The best book I read this year was (sorry) My Struggle Vol. 1. In July, I took a trip to my parents’ house in Michigan. It provided the perfect backdrop for Knausgaard’s moody epic, consisting in Volume One of tales about getting drunk as a teenager, long passages about the virtue of art and writing, and complaints that the love of his children don’t affect him as much as looking at a painting.
It also contains a nice explanation of why I think working from home sucks:
“At home in our flat everything was us, there was no distance; if I was troubled the flat was also troubled. But here there was distance, here the surroundings had nothing to do with me, and they could shield me from whatever was troubling me.”
As the Slack sound bounced off the walls of my bedroom, Kierkegaard’s Sickness Unto Death gave my banal dissatisfaction—with my job, with life—a world-historical weight.
My attention span has gotten worse since I got a proper 9–5 at the end of 2021, which meant I kept my literacy alive with lots of short-form stuff, mostly reading print editions of Bookforum and the LRB and NYRB.
On the train on my way to play football with my friends at McCarren Park, I encountered the best poem I read this year, in the Jan. 13, 2022 NYRB issue, which was later used as a goal post. The poem was “Laxness” by Cyrus Console, named after the Icelandic writer who you’ve probably heard about if you’re engaged with a certain annoying arm of literary Twitter.
The poem begins with the narrator walking a dog he’s euthanizing later that day, which is the best metaphor for writing a poem I’ve ever heard. Based on the strength of “Laxness”, I read Console’s (who grew up with Ben Lerner in Topeka) Romanian Notebook and The Odiocy. Nothing affected me so much as my first brush with Console, but his poetry is both funny and sincere in the way Lerner’s is, which I plan to revisit next year.

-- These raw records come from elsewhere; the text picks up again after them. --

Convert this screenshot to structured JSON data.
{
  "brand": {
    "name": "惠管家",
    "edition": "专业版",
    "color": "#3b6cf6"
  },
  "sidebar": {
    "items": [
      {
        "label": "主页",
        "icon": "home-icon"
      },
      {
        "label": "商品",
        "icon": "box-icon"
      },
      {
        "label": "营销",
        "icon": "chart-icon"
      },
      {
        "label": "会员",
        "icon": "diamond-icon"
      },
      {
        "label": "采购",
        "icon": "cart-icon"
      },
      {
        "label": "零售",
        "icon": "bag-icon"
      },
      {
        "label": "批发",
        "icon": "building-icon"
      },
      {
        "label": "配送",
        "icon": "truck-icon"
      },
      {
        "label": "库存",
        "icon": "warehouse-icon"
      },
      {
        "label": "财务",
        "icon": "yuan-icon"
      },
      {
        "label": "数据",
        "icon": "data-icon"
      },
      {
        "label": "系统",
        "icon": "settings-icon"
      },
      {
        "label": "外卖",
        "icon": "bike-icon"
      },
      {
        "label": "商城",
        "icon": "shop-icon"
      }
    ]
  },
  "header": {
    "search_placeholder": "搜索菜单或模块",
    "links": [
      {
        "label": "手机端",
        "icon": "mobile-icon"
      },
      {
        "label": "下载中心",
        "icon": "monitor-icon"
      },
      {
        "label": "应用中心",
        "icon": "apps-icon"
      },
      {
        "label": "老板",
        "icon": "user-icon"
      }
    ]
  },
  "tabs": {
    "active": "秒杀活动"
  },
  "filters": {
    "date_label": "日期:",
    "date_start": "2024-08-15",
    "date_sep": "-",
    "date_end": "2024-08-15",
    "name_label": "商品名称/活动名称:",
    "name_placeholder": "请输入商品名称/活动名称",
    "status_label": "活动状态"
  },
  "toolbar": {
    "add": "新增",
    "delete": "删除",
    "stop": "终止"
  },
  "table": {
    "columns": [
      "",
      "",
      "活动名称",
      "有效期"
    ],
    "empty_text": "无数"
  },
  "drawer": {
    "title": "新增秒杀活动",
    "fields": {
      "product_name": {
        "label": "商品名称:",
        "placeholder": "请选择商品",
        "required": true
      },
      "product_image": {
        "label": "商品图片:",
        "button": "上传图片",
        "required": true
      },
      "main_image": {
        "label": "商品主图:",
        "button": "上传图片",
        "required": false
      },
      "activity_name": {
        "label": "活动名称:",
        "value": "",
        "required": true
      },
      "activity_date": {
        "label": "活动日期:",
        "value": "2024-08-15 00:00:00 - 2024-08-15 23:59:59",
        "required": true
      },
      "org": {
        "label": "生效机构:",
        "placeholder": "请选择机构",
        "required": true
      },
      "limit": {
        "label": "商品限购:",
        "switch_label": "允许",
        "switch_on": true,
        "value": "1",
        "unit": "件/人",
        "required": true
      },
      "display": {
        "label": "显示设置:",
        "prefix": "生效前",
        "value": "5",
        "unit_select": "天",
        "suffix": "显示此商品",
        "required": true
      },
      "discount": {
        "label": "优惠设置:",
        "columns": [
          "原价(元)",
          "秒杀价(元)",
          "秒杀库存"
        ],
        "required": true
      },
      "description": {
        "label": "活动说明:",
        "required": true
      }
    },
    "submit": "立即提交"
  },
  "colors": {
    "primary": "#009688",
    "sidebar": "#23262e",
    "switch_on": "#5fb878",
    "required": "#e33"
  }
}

I read other stuff too — mostly essays (Leonard Michaels, DH Lawrence, Niebuhr) and stories (Brodkey, Murnane, Hazzard). If you haven’t read Brodkey, I recommend “Hofstedt and Jean and Others” and the cunnilingus story. The latter contains one of the best lines about a beautiful woman in all of literature: "To see her in sunlight was to see Marxism die.” On Brodkey you should also read Justin Taylor’s 2017 BF piece.